Jesuit retreat house Mt. Manresa celebrated its 100th anniversary with a gala ball at Snug Harbor. Neither the word "Jesus" nor "Catholic" or even "Christian" appear anywhere in the article. Instead, the retreat house's own executive director, Fred Herron, lauded Mt. Manresa for being a "spirituality center" that "the community has turned to during critical moments." The Chairman of the Board, Rich Nolan, proudly pointed out how Mt. Manresa suspended its normal operations after 9/11 and became a haven for rescue workers. He emphasized the spirituality center's dedication to "the community." The article described Mt. Manresa as a place that offers "retreats" for all classes of people, including the divorced, alcoholics and drug addicts. The attendees were quoted several more times in this small article pledging their undying dedication to the sacrosanct, but vaguely delineated "community." One unnamed person summed up Mt. Manresa's mission by saying that it offered the community the opportunity to "look within to see the direction your life has taken and the choices you face in the future." I've never read such mealy-mouthed drivel in my life. If this were an Evangelical Protestant celebration, I'm sure they would have taken the opportunity to praise Jesus Christ or promote their own church. In this case, these professional Catholics were either too embarrassed by their nominal faith to mention it, or too inexperienced in evangelization to know how to bring it up.

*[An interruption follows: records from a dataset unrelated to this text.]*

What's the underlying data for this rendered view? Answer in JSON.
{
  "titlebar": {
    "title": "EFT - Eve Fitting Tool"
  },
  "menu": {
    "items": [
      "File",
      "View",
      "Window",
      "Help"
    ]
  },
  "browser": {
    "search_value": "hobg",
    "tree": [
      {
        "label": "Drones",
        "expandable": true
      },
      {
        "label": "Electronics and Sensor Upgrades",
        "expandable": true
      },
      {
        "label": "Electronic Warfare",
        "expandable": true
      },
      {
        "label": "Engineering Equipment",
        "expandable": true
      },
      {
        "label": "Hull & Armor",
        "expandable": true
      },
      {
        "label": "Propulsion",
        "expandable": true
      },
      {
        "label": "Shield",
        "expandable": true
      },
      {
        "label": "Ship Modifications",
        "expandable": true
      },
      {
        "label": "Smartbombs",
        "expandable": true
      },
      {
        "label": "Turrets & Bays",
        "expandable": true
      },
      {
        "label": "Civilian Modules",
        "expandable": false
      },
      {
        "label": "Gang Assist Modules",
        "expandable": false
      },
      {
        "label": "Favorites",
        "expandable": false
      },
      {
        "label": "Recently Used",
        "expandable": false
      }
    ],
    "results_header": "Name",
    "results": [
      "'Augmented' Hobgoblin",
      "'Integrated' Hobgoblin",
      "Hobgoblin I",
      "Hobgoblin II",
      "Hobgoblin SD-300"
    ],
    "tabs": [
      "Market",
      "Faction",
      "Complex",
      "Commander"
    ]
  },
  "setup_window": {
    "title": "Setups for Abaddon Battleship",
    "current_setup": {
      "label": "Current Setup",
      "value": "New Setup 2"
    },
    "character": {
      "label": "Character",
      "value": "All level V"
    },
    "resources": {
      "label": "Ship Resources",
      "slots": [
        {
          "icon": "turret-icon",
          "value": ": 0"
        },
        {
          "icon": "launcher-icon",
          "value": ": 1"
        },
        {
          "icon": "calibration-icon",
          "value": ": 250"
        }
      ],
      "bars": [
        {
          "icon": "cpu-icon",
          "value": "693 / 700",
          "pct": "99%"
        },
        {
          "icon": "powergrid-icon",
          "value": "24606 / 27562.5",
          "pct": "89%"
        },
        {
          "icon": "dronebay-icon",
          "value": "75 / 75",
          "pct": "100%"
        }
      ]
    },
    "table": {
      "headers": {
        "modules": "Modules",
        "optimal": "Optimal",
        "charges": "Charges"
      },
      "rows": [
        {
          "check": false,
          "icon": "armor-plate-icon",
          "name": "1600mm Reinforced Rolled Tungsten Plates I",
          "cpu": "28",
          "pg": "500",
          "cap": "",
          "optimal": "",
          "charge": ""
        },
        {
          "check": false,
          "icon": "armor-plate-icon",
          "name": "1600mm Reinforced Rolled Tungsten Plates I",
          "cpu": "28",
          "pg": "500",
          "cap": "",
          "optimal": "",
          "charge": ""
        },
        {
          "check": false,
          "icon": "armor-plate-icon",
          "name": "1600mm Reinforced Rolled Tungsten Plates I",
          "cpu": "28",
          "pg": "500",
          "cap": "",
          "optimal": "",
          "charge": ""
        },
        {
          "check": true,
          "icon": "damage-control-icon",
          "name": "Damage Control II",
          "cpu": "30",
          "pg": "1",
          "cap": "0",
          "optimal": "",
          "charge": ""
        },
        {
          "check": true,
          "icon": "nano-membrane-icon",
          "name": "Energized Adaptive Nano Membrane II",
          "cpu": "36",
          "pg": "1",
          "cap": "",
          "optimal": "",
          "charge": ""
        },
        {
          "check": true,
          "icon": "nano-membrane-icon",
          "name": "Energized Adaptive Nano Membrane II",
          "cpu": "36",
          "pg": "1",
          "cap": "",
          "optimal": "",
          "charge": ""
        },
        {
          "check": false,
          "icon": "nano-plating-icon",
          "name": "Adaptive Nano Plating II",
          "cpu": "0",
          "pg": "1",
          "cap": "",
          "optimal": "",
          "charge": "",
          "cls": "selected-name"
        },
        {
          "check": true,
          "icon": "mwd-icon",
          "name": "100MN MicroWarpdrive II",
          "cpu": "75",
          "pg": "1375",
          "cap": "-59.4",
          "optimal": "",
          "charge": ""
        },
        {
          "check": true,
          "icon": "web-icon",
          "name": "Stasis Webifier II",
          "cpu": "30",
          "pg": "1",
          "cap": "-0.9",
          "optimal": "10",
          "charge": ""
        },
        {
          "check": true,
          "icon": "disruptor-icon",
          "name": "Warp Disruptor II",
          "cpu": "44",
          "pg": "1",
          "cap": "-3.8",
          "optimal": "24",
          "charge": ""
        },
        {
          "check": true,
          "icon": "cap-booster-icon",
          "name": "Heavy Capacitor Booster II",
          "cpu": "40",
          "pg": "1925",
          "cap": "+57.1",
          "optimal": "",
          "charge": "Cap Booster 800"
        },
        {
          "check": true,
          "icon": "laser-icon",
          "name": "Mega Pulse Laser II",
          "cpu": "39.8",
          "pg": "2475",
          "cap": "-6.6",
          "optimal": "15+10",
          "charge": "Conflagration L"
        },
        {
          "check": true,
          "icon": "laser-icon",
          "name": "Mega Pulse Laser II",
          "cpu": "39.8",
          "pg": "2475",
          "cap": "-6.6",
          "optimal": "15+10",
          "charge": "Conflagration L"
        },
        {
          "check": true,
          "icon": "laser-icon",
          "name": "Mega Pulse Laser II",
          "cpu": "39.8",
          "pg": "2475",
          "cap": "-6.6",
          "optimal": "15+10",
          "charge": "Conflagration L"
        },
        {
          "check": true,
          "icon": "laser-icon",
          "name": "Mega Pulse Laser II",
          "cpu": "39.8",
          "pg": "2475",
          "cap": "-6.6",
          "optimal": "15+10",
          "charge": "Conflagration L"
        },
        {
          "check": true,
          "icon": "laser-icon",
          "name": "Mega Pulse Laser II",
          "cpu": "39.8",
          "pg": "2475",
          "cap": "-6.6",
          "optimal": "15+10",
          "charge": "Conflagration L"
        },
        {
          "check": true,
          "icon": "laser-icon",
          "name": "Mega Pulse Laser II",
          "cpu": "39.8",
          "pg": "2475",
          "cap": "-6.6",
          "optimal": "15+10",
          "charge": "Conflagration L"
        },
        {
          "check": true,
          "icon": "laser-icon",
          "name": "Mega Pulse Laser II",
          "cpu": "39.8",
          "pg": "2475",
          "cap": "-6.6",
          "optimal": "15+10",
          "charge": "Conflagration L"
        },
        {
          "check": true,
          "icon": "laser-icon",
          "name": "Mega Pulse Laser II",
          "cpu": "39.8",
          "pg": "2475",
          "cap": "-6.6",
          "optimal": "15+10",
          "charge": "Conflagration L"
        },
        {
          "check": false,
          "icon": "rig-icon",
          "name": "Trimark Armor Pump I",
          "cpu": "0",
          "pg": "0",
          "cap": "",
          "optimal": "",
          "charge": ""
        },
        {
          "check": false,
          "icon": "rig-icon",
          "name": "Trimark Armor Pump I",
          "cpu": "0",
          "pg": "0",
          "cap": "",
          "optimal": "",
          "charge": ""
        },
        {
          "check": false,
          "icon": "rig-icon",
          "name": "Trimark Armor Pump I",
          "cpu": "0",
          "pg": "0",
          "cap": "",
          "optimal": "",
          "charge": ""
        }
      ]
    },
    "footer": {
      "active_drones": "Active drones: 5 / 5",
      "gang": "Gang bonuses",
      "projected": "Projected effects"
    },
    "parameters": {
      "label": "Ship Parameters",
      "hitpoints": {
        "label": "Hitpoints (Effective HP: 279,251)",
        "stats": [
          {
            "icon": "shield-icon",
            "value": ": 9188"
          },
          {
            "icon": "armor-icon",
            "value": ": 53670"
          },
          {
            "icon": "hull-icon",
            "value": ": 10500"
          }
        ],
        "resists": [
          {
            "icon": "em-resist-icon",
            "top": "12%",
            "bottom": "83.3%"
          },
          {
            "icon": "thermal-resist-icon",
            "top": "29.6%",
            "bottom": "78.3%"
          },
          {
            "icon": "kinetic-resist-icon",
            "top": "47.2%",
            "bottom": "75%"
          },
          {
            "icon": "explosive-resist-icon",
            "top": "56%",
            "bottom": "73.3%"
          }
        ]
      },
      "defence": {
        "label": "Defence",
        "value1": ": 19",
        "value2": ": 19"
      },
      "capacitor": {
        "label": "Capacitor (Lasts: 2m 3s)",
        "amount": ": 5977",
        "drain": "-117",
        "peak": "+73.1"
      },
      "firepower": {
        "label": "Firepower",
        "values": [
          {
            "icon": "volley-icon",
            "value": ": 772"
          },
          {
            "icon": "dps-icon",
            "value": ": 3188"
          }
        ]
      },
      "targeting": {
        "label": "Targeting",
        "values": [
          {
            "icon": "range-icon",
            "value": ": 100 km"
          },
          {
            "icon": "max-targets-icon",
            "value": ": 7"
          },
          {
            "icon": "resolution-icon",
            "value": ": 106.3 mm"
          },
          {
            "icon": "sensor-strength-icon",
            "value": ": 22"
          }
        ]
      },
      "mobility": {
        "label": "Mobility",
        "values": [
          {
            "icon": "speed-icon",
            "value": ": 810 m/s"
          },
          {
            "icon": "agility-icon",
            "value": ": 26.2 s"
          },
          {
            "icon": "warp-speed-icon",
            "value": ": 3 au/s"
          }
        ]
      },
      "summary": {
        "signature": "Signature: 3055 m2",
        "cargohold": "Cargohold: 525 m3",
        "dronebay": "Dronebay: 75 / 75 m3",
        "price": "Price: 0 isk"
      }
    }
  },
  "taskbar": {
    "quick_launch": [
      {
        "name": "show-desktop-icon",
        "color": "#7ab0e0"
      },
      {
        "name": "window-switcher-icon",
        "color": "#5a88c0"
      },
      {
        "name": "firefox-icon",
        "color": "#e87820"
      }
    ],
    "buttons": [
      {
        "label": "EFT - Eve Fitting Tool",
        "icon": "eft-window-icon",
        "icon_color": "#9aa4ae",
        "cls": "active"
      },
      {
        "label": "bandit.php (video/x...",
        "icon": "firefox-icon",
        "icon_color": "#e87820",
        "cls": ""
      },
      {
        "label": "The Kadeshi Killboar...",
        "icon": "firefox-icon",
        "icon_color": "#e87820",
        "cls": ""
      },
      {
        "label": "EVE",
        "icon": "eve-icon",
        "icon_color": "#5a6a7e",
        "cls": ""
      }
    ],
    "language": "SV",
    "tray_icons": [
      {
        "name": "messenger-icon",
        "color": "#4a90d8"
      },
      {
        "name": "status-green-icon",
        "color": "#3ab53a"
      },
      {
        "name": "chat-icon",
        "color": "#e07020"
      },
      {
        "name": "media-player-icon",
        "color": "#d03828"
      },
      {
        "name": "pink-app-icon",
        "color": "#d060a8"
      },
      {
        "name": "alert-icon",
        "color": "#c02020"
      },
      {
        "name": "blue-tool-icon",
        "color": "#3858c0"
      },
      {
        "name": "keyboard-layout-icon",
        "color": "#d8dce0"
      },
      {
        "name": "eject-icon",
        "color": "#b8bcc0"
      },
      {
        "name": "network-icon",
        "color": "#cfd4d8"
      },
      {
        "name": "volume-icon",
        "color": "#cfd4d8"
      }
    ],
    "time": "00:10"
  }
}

The Archdiocese of New York partnered with Radio City Music Hall in sponsoring an essay contest on the theme "What the Blessings of Christmas Mean to Me." An eighth-grader at Sacred Heart won the contest with a (to me) maudlin list of nice things that happen to him throughout the year. The pastor of the school proudly pointed out how it "... just shows the kind of education that children get in Catholic schools." I'm not sure if he meant that a Catholic education enabled him to write an essay of this quality (Good Lord, how bad must the public schools be!) or if we should be impressed by the sentiment expressed in the essay, which seems devoid of Christian content (although I concede that the Advance may have left that part out). In either case, the student body of Sacred Heart certainly got an education when a scantily-clad Rockette showgirl came to the school to present the prize to the boy, which doesn't seem all that appropriate to me. I hate to seem like I'm picking on a kid, but I wonder what he's being taught in school and at church when the the only thing he can express about the birth of our Savior is this "raindrops on roses, whiskers on kittens" kind of sentimentality.
St. Theresa's and St. Peter's churches are participating in an interfaith Thanksgiving celebration this week at the Victory Blvd. mosque. Who will they be thanking ? The Triune Christian God? Allah? Jehovah? Krishna? Also, the annual interfaith seder at St. Theresa's is already scheduled for next year! I'm still advocating for that interfaith Good Friday service so the Jews can hear about how Jesus died to save mankind. They tell us that the whole point of these dramas is mutual understanding, yet it seems all we do is go to Passover seders and listen to rabbis lecture us. Well, maybe one of these years they'll consider my suggestion!
Wagner College, a Lutheran school, recently put on a production of "“Catholic School Girls”, an offensive portrayal of nuns in the 1960s. The play prompted a minor kerfuffle in the letters section of the Advance. One lady, who claimed she is a "certified Catechist with the Catholic Church", wholeheartedly supported the play which, she claimed, accurately portrayed the Church during a time of "change in Church doctrine". The assertion by this "certified Catechist" that the Church changes its doctrines was refuted in a subsequent letter by a very well-informed and intelligent Catholic lady.